Ist die Geflügelpest bei einem Wildvogel amtlich festgestellt, so legt die zuständige Behörde gemäß § 55 Abs. 1 der Geflügelpest-Verordnung das Gebiet um den Fundort mit einem Radius vom mindestens drei Kilometern als Sperrbezirk sowie mindestens zehn Kilometern als Beobachtungsgebiet um den Fundort fest.

Die dazu durchgeführte Risikobewertung gem. § 55 Abs. 3 der Geflügelpest-Verordnung lässt kein anderes Ergebnis als die Festlegung der vorgenannten Restriktionszonen mit den jeweiligen Maßregelungen zu.

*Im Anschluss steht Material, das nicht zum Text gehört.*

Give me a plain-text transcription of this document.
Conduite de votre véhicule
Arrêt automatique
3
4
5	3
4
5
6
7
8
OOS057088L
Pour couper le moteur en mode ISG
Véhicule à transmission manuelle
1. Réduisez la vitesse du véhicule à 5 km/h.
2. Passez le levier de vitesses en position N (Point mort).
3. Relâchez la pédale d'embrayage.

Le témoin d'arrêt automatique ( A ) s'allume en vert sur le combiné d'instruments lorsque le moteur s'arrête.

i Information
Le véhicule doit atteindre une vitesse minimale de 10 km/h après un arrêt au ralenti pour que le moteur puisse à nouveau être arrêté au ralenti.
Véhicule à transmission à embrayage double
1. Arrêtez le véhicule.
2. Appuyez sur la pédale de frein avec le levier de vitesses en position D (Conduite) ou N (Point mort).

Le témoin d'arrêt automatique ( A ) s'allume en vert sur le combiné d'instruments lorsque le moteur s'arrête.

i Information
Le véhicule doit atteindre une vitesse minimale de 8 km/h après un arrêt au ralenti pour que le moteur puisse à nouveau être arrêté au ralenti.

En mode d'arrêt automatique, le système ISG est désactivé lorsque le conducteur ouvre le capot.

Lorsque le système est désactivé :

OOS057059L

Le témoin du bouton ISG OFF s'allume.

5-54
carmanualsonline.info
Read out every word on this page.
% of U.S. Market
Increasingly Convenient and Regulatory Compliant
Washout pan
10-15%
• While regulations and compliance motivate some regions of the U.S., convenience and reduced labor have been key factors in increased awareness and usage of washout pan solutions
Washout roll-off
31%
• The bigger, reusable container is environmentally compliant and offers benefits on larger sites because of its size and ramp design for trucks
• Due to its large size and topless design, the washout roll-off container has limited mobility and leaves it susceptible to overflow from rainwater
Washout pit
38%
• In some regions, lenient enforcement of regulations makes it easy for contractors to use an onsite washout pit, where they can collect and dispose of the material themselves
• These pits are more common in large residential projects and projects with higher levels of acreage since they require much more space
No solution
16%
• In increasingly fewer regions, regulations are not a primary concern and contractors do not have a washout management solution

Aufgrund des in ganz Deutschland und darüber hinaus derzeit völlig unkontrolliert voranschreitenden Seuchengeschehens und der sich damit täglich verändernden Sachlage wird es im Sinne einer effektiven Seuchenbekämpfung für erforderlich gehalten, einzelne vorgenannte Maßregelungen und deren Dauer gestützt auf § 65 Geflügelpest-Verordnung weitergehend zu regeln, um insbesondere eine mögliche Einschleppung und/oder Weiterverschleppung der Erreger der Geflügelpest auch in Bestände an gehaltenen Vögeln bestmöglich zu minimieren.

Rechtsbehelfsbelehrung

Gegen diesen Bescheid kann innerhalb eines Monats nach seiner Bekanntgabe Widerspruch erhoben werden. Der Widerspruch ist schriftlich oder zur Niederschrift beim Bezirksamt Neukölln von Berlin –Ordnungsamt-, Karl-Marx-Straße 83, 12040 Berlin oder in elektronischer Form mit einer qualifizierten elektronischen Signatur im Sinne des Signaturgesetzes versehen an die Email-Adresse zu erheben. Es wird darauf hingewiesen, dass bei schriftlicher Einlegung des Widerspruchs die Widerspruchsfrist nur dann gewahrt ist, wenn der Widerspruch innerhalb dieser Frist eingegangen ist.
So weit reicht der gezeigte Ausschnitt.